May 29, 2013
Common SSRI Reduces Mental Stress–Induced
Durham, North Carolina—Treatment with the antidepressant escitalopram, marketed as Lexapro, significantly reduced mental stress–induced myocardial ischemia (MSIMI) in patients with stable coronary disease.
That’s according to Duke Medicine research finding that the selective serotonin re-uptake inhibitor (SSRI) commonly used for depression and anxiety also reduced by more than two-and-a-half times the likelihood of the heart condition brought on by mental stress. The preliminary communication was published recently in the Journal of the American Medical Association.
“Mental stress-induced myocardial ischemia is a serious condition, as patients with the condition tend to have worse heart problems compared to patients without it,” said lead author Wei Jiang, MD, associate professor of psychiatry and behavioral sciences and internal medicine at Duke. “This study showed for the first time that it is treatable with an emotion-modulating medication.”
Changes in the heart, including new wall motion abnormality, a reduction in how much blood is pumped out of the heart's left ventricle, ischemic changes with electrocardiography, or a combination of these symptoms can lead to a diagnosis of MSIMI. While the condition is known to be serious, little research had been done on effective treatment.
“In order to advance our understanding of improving cardiovascular health, we believe that continued research between the intersection of mental health and cardiovascular disease should be a priority,” said senior author Christopher O'Connor, MD, director of the Duke Heart Center and chief of the Division of Cardiology.
To that end, Duke researchers led the Responses of Mental Stress Induced Myocardial Ischemia to Escitalopram Treatment (REMIT) study, a randomized, double-blind, placebo-controlled clinical trial.
For the study, participants with existing but stable coronary heart disease were subjected to a treadmill exercise stress test and three mental stress tests: a difficult mental math task, tracing a diagram of a star while looking at hand movement reflected in a mirror, and telling a story about a situation that evoked anger or sadness.
Heart function was assessed during the stress tests using echocardiography and electrocardiography testing, as well as blood pressure and heart rate measurements.
Of 310 participants who were tested, 127 developed MSIMI and were randomized to either receive escitalopram or placebo. Most—112 participants—completed the full study and final assessments.
At the end of the 6-week study, the same stress tests were used and participants’ cardiovascular function again was measured. Compared to effects before administration of medication or placebo, those who took escitalopram were 2.62 times less likely to experience MSIMI during the three mental stress tasks compared with those taking placebo.
Researchers found that at the end of 6 weeks, more patients taking escitalopram (34.2%) had absence of MSIMI during the three mental stressors compared with patients taking placebo (17.5%).
In fact, according to researchers, participants in the escitalopram group felt significantly more in control and calmer than those in the placebo group during the final mental stress tasks.
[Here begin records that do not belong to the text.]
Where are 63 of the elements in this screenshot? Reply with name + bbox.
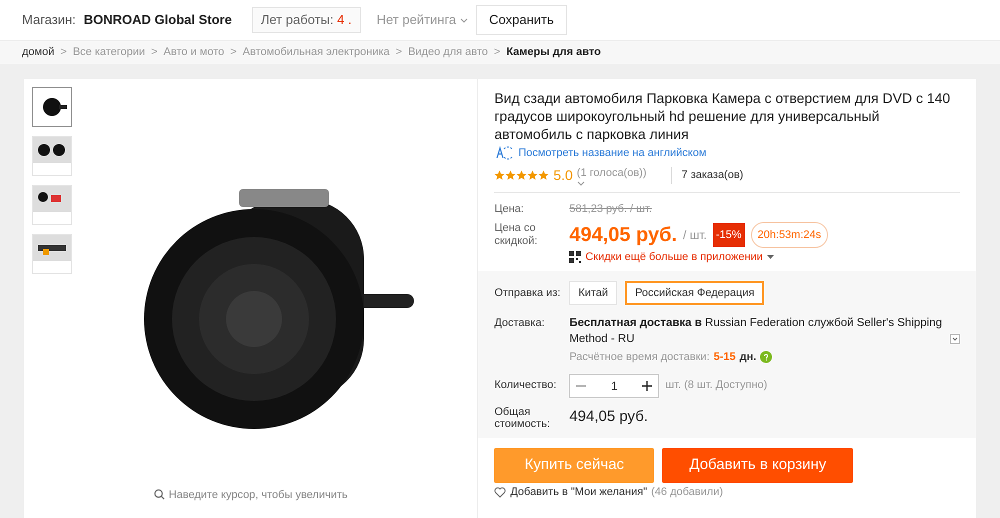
discount-price: 494,05 руб. xyxy=(569,222,678,246)
add-to-cart-button[interactable]: Добавить в корзину xyxy=(662,448,854,482)
total-price: 494,05 руб. xyxy=(569,406,648,426)
breadcrumb-link[interactable]: Автомобильная электроника xyxy=(242,44,390,61)
delivery-time: 5-15 xyxy=(714,350,736,365)
delivery-time-label: Расчётное время доставки: xyxy=(569,350,710,365)
breadcrumb-link[interactable]: Авто и мото xyxy=(164,44,224,61)
rating-dropdown[interactable]: Нет рейтинга xyxy=(376,10,468,30)
heart-icon xyxy=(494,486,506,498)
price-unit: / шт. xyxy=(683,226,707,244)
star-icon xyxy=(516,170,528,181)
discount-price-label: Цена со скидкой: xyxy=(494,222,538,248)
qr-code-icon xyxy=(569,250,582,263)
breadcrumb-separator: > xyxy=(60,45,67,60)
old-price: 581,23 руб. / шт. xyxy=(569,202,652,217)
quantity-stepper[interactable]: 1 xyxy=(569,374,660,398)
votes-dropdown[interactable]: (1 голоса(ов)) xyxy=(576,164,647,186)
thumbnail[interactable] xyxy=(32,87,72,127)
delivery-unit: дн. xyxy=(740,350,756,365)
ship-from-option[interactable]: Российская Федерация xyxy=(625,281,764,305)
app-promo-link[interactable]: Скидки ещё больше в приложении xyxy=(585,248,774,265)
chevron-down-icon xyxy=(576,181,585,186)
countdown-timer: 20h:53m:24s xyxy=(750,222,828,248)
translate-icon xyxy=(494,146,514,160)
caret-icon xyxy=(766,254,774,259)
ship-from-option[interactable]: Китай xyxy=(569,281,618,305)
breadcrumb-link[interactable]: Видео для авто xyxy=(408,44,488,61)
breadcrumb-link[interactable]: Все категории xyxy=(72,44,146,61)
star-icon xyxy=(527,170,538,181)
price-label: Цена: xyxy=(494,202,525,217)
chevron-down-icon[interactable] xyxy=(950,334,960,344)
discount-badge: -15% xyxy=(712,222,745,246)
quantity-label: Количество: xyxy=(494,378,558,394)
wishlist-link[interactable]: Добавить в "Мои желания" xyxy=(510,486,648,498)
star-icon xyxy=(538,170,550,181)
breadcrumb-separator: > xyxy=(494,45,500,60)
breadcrumb-link[interactable]: домой xyxy=(22,44,54,61)
breadcrumb-separator: > xyxy=(151,45,158,60)
years-badge: Лет работы: 4 . xyxy=(252,7,361,33)
availability-text: шт. (8 шт. Доступно) xyxy=(665,378,768,394)
delivery-info: Бесплатная доставка в Russian Federation службой Seller's Shipping Method - RU xyxy=(569,316,944,347)
quantity-field[interactable]: 1 xyxy=(599,376,630,394)
breadcrumb-separator: > xyxy=(230,45,237,60)
total-label: Общая стоимость: xyxy=(494,406,552,430)
translate-link[interactable]: Посмотреть название на английском xyxy=(518,145,706,162)
search-icon xyxy=(154,489,165,500)
plus-icon[interactable] xyxy=(642,380,652,390)
save-button[interactable]: Сохранить xyxy=(476,5,567,35)
product-title: Вид сзади автомобиля Парковка Камера с отверстием для DVD с 140 градусов широкоугольный hd решение для универсальный автомобиль с парковка линия xyxy=(494,89,952,143)
breadcrumb-separator: > xyxy=(396,45,402,60)
minus-icon[interactable] xyxy=(576,384,586,386)
star-icon xyxy=(505,170,516,181)
star-icon xyxy=(494,170,506,181)
delivery-label: Доставка: xyxy=(494,316,546,331)
zoom-hint: Наведите курсор, чтобы увеличить xyxy=(168,488,348,502)
breadcrumb-link[interactable]: Камеры для авто xyxy=(506,44,601,61)
store-label: Магазин: xyxy=(22,11,76,30)
chevron-down-icon xyxy=(460,18,468,22)
wishlist-count: (46 добавили) xyxy=(651,486,724,498)
ship-from-label: Отправка из: xyxy=(494,286,562,301)
store-name-link[interactable]: BONROAD Global Store xyxy=(84,10,232,30)
orders-count: 7 заказа(ов) xyxy=(670,167,744,184)
rating-value: 5.0 xyxy=(553,166,573,185)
Escitalopram use also was associated with several positive changes in cardiovascular markers, including reducing the number of platelet serotonin receptor transporters.
“Our findings support the hypothesis that short-term use of SSRIs improves levels of biomarkers associated with adverse cardiovascular outcomes,” Jiang said.
Commentary in the study raised the issue of whether SSRIs or similar treatments should play a role in managing coronary heart disease.
“All physicians treating patients with coronary artery disease need to be aware of how emotional stressors may negatively impact their disease management,” said study author Eric Velazquez, MD, associate professor of cardiology at Duke. “We should be having conversations with our patients about their lifestyles to gauge their levels of mental stress and whether the coping mechanisms they use are adequate or if more mental health-focused help is needed.”
Researchers said that more data needs to be gathered about the mechanisms behind MSIMI and whether escitalopram use could reduce occurrence or recurrence of heart attack or angina, stroke, heart failure, or death. Further studies also need to determine how long escitalopram should be used and whether maximum benefit already had been achieved at 6 weeks.